Padraig lowered his head and peered out from beneath the roof of the wheelhouse. ‘It’s a hoor of a storm out there, sir.’

‘You’ve been out in worse.’

‘Aye, I have that. But never by choice.’

‘We’re talking about a boy’s life, Padraig.’

‘And I’m thinking about my boat, and the lives I’d be putting at risk by taking her out.’

Fin said nothing. He knew that the decision was in the balance. He had asked. He could do no more. Padraig sucked on the last half-inch of his cigarette, but it had gone out. He looked at Fin.

‘I can’t ask the boys to go.’ Fin felt hope leaking out of every pore. ‘But I’ll put it to them. It’ll be their decision. And if they say yes, then I’ll take you.’ Hope gathered itself again in Fin’s heart.

He followed the young skipper out through the galley. Oilskins hung from hooks along one wall, above a row of yellow wellies. Dirty dishes slopped about in cloudy water in the sink, a skin of grease reflecting the harsh electric light. There was a kettle on the gas hob, beneath a row of chipped porcelain mugs hanging on pegs.

Rungs set into a riveted metal shaft took them down to cramped living quarters in the rear of the trawler. Six berths were set into the hull around the stern of the boat, and a triangular table with benches along each side took up most of the available space. Duncan and Archie were sitting with mugs of tea and cigarettes watching a snowy picture on a tiny TV set mounted on the wall high up in one corner.
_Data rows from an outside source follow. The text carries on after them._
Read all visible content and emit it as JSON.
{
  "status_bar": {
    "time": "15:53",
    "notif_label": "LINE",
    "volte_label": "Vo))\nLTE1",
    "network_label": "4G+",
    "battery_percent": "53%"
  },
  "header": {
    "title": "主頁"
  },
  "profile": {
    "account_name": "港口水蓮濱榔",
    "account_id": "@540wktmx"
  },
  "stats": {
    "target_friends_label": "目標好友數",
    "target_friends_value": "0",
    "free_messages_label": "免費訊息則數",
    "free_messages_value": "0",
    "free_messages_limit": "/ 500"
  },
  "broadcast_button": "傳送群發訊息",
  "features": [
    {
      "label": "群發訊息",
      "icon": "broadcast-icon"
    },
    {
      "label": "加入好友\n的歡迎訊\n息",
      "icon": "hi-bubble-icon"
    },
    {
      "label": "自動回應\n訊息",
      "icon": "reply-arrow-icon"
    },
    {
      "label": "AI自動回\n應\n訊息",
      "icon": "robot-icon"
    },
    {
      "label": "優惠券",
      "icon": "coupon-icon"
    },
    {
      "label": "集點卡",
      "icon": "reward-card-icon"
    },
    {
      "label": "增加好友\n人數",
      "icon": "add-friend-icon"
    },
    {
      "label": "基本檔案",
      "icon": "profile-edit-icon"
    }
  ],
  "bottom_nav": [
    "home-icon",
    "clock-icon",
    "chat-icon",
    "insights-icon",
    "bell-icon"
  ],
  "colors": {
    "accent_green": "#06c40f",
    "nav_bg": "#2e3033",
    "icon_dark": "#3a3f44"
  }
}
Anne Robinson was being rude to some miserable contestant and insisting that they were the weakest link. A middle-aged woman with a face like fizz stormed towards the camera on her walk of shame. Padraig turned off the television and quelled the protestations of his crew with a look. He had something about him for a young man, a quiet, powerful presence that made itself felt.
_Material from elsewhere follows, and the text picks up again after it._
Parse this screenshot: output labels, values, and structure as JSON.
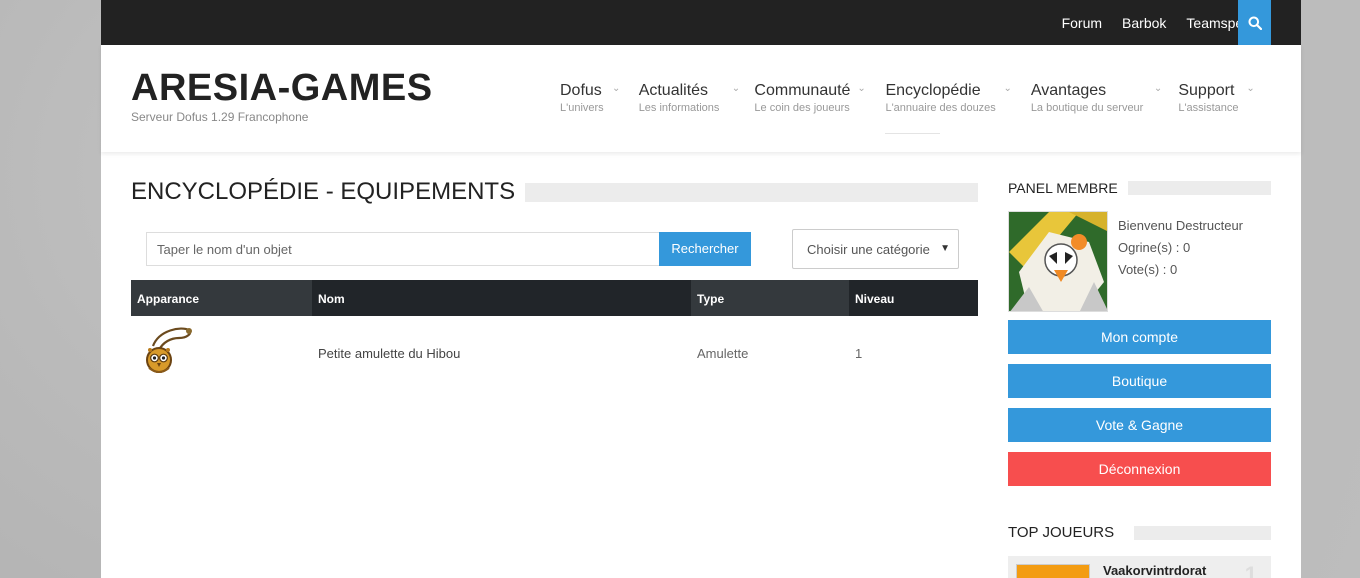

In a low voice, in the insipid yellow electric light in the hold of the rusted old trawler, he told them what Fin was asking of them. And why. The two young men sat in their ragged pullovers and torn jeans, broken nails ingrained with oil and dirt, pale, mean faces born of generations of island poverty, listening to Padraig’s story. Glancing occasionally at Fin. They barely made a living, these boys. And it was not much of a life, eating, sleeping, shitting aboard this old, painted whore of a trawler twenty-four hours a day, five, sometimes six days a week. Day after day they risked their lives, in order that they might live like this. When Padraig had finished, they sat in silence for a moment. Then Archie said, ‘Well, it’s cheaper than going to the pub, I suppose.’